Road map for 2011

For those users who are interested in my future plans for the XL Toolbox after the 2.73 release, here is my personal wish list.

Vector graphic export

The XL Toolbox provides the ability to produce high-resolution, publication-quality graphic files directly from Excel. These files can be submitted to scientific journals without further modification. It is even possible to use Excel to lay out multi-panel figures, and combine graphs with imported pictures.

While I’m very proud of this feature and have invested a tremendous amount of time to make it work, bitmap files (such as TIFF and PNG files) have several major disadvantages: For example, they tend to be huge, and they are not easily scalable.

Vector graphic files are a good alternative. They consume much less memory, and they are easily scalable. It is already possible to produce vector graphic files from Excel using the XL Toolbox. However, this is currently limited to EMF files, a Windows-specific file format.

I use Linux-based software for most of my work nowadays, and it would be great to be able to generate vector graphic files from Excel in a more compatible format than EMF. Thus, I am planning to implement support for the Scalable Vector Graphic (SVG) format in the XL Toolbox. I chose SVG over other scalable formats (such as PostScript, for example), because it is much simpler to program, and it is a modern format.

This is likely going to be a long-term project.

Support for 64-bit Excel

Currently, the XL Toolbox does not run in a 64-bit environment. Adding 64-bit support to the addin is going to be a rather tedious task, but it seems worth while as I expect more and more computer users to switch to 64-bit software (which can handle much larger amounts of data than 32-bit software).

International language support

I wish to make the XL Toolbox speak more languages. Although most users are probably familiar with English, it would provide a smoother user experience if the add-in used the same language as the Excel environment that it is running in. The Visual Basic for Applications (VBA) programming language does not provide native support for internationalization, so that I will have to invent something.

More statistical analyses

Finally, another long-term goal is to implement more ANOVA post-hoc analyses.

Time frame

I can give no time frame for the changes and additions outlined above, as I program the Toolbox in my spare time. It may take months before the next major release.

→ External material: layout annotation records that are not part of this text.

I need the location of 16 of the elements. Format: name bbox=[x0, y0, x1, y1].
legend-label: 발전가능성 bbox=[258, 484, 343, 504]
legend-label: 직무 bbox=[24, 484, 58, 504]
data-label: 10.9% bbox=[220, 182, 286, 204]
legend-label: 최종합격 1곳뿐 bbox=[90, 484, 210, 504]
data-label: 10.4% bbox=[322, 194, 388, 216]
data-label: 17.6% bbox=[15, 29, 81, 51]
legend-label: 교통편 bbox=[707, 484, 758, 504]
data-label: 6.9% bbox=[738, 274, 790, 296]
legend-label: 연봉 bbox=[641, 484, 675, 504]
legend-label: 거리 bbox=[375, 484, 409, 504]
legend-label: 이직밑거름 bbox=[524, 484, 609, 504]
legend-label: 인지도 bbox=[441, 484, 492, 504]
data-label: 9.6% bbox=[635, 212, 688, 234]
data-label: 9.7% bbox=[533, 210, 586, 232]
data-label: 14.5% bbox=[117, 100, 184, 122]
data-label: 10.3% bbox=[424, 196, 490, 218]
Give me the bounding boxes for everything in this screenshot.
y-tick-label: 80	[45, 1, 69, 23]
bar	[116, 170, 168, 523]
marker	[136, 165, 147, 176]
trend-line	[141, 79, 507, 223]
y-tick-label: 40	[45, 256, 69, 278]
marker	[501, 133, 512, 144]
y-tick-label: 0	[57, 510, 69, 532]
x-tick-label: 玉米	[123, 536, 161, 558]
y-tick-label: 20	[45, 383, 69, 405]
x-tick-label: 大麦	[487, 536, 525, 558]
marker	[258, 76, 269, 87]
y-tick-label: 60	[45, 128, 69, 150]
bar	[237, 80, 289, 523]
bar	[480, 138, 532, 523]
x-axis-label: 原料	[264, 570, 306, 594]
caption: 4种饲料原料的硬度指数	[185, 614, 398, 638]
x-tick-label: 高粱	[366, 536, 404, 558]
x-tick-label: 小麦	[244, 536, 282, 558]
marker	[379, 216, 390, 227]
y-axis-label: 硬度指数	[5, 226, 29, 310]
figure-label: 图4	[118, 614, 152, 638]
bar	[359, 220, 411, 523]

The following comments were imported from the previous blog software:

Everett Greer says:

December 11, 2010 at 02:23

Any idea when this will be 64-bit compliant? I loaded it on my machine, which is 64-bit, and it’s not working. I run almost everything 64-bit. Need two IEs because so many sites run flash, which is not 64. My Excel and Word work on 99% of time…..but not this time.

lazy_leukocyte says:

February 13, 2011 at 14:31


if you are still interested in using the XL Toolbox on a 64-bit system, you may want to try the current beta version. I have no 64-bit system, so I could not test it, but I updated the program code so it should be 64-bit compliant.

Since this is not tested on 64-bit, it may crash at any time!

Please let me know if it works on your system.

lazy_leukocyte says:

December 11, 2010 at 18:16

Hi Everett,

all I can say at this point is that I am working on it. This task involves going through all the code that is dealing with calls to the Windows programming interface (and there’s a lot of such code in the addin), and implement switches based on the current user’s operating system environment. I’ll put out a beta as soon as possible.


Gernot says:

September 29, 2011 at 21:29

Hej Daniel

sometimes it would be nice to have the inverse of the transpose wizard available. Ef when you deal with kinetic data and you have calculated datapoints for eg 0, 5, 10 and 20 minutes for different treatments. Those will be in a linear 1-D array. Inversing hte transpose function would allow to generate a 2d array and use those data for a xY-plot


Cheers from Copenahgen, Gernot

jdsk says:

January 18, 2012 at 21:28

Hi Gernot,

I finally revisited the blog, cleaned out a ton of spam comments, and found your request.

If I get you right what you are requesting is already possible! It’s simply a matter of defining the input data layout as with 1 column, and n rows (or n columns and 1 row). Then, enter the appropriate number of replicates (say, 4 in your example, as you have 4 time points), and then let the transpose wizard do its thing. This should convert the list into a table, right?

Kind regards,


Gernot says:

March 13, 2012 at 23:06

Hi Daniel

i tried a bit and this seems to work.

Is it possible to remove the naming with A1….

But thanks so far, Gernot

jdsk says:

January 19, 2012 at 09:44

I now got e-mail notifications to work again… So hopefully you will be notified about the new reply.